Can you please provide some details? If you are talking about testing
a new kernel image in the ancient system "as-is", why wouldn't you
build it in a newer system? If you are talking about particular
problems about bisecting (kernel, compiler) pairs etc., details would
also be welcome.
> Sure, throwing out old compiler versions that are known to cause
> problems makes sense. Updating to latest just because much less so.
I definitely did not argue for "latest compiler" or "updating just because".

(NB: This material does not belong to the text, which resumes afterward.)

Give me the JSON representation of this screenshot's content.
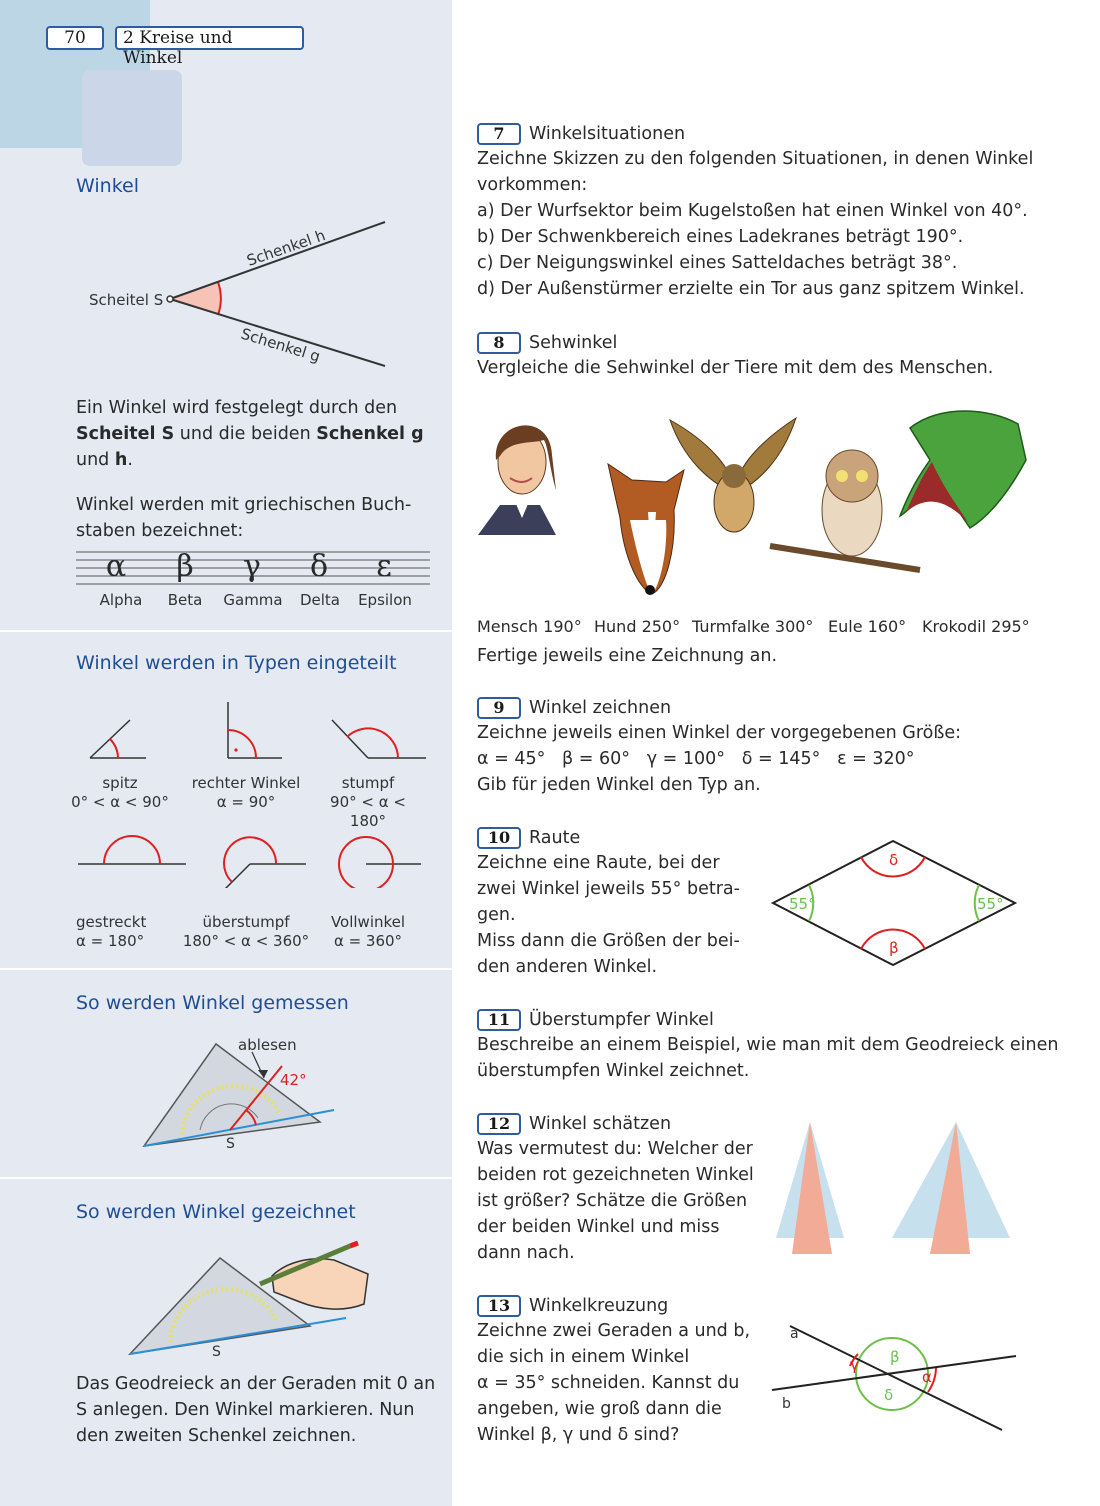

> One of the selling point of C in general and gcc in particular is
> stability. If we need the latest compiler we can as well rewrite the
> kernel in Rust which has a required update cycle of a few months.
Rust does not have a "required update cycle" and it does not break old
code unless really required, just like C and common compilers.
Concerning GCC, they patch releases for ~2.5 years, sure, but for many
projects that is not nearly enough. So you still need custom support,
which is anyway what most people care about.
> Because some mainline kernel features rely on bleeding edge tools I end
> up building mainline with current tools anyway but if you do not need
> BTF or whatever other latest gimmick older toolchains should do.
It would be better to hear concrete arguments about why "older
toolchains should do", rather than calling things a gimmick.